The goal was to take advantage of the victims' Chrome browser's stored passwords, cookies, and other private information. While the attack for CVE-2024-4671 bore many parallels to other vulnerabilities developed by Intellexa, the exploit for CVE-2024-5274 is a slightly modified version of the one utilized by NSO Group for zero-day exploitation in May 2024.
It is unknown how the APT29 threat actors gained access to the exploits previously known only to NSO Group and Intellexa. However, independently creating their own exploits with the limited information seems unlikely. APT29 hacking spyware suppliers, hiring or bribing rogue insiders at those companies, or continuing a partnership directly or through a middleman are among the theories that could be put up.
Buying them from a vulnerability broker who previously sold them to surveillance corporations as zero-days is another option. The important thing is that these exploits reach sophisticated threat organizations supported by states, regardless of how they do so.

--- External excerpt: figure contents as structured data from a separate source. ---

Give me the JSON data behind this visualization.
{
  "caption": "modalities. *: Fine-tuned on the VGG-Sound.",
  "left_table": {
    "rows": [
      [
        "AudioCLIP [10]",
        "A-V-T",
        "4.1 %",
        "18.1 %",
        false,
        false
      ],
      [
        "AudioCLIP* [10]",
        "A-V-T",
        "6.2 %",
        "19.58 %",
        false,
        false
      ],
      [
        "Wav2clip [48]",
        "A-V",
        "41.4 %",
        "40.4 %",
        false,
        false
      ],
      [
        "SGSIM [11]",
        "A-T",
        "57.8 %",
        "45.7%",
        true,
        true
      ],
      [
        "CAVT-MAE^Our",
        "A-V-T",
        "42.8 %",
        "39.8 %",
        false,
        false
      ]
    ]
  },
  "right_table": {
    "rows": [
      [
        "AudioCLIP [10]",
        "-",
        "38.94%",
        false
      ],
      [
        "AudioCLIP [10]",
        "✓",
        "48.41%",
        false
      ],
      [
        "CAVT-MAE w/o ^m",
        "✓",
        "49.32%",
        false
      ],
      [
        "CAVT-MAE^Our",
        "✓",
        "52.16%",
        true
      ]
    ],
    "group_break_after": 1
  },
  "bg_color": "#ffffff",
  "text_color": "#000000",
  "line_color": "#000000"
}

This means that it is much more crucial than the general public may assume to quickly fix zero-day vulnerabilities that advisories classify as 'under limited scope exploitation'.
Impact
- Unauthorized Access
- Cyber Espionage
- Code Execution
- Data Theft
Indicators of Compromise
URL
- https://ceo-adviser.com/fb-connect.php?online=1
- https://track-adv.com/market-analytics.php?pc=1
- https://track-adv.com/analytics.php?personalization_id
MD5
- b60252816f727be830de36a425740a5e
SHA-256
- 8bd9a73da704b4d7314164bff71ca76c15742dcc343304def49b1e4543478d1a
SHA-1
- 75eef1d07f095f59464bcf2d8f1de71daa1bf1e5
Remediation
- Block all threat indicators at your respective controls.
- Search for indicators of compromise (IOCs) in your environment utilizing your respective security controls.
- Apply the latest security patches and updates to the email server software and associated components to address any vulnerabilities that may have been exploited by APT29. Also, prioritize patching known exploited vulnerabilities and zero-days.
- Perform comprehensive security audits on the email server infrastructure to identify and address any potential weaknesses. This includes reviewing server configurations, access controls, and encryption protocols to ensure they meet industry best practices.
- Emails from unknown senders should always be treated with caution. Never trust or open links and attachments received from unknown sources/senders.
- Enable 2FA for user accounts on the email server to add an extra layer of security. This prevents unauthorized access even if usernames and passwords are compromised.
- Maintain cyber hygiene by updating your anti-virus software and implementing a patch management lifecycle.
- Implement network segmentation to isolate critical systems and sensitive data from the rest of the network. This limits the lateral movement of attackers in case of a breach and reduces the impact of potential future attacks.
- Implement a regular backup strategy for email servers and critical data. Ensure that backups are stored securely and regularly tested for data restoration.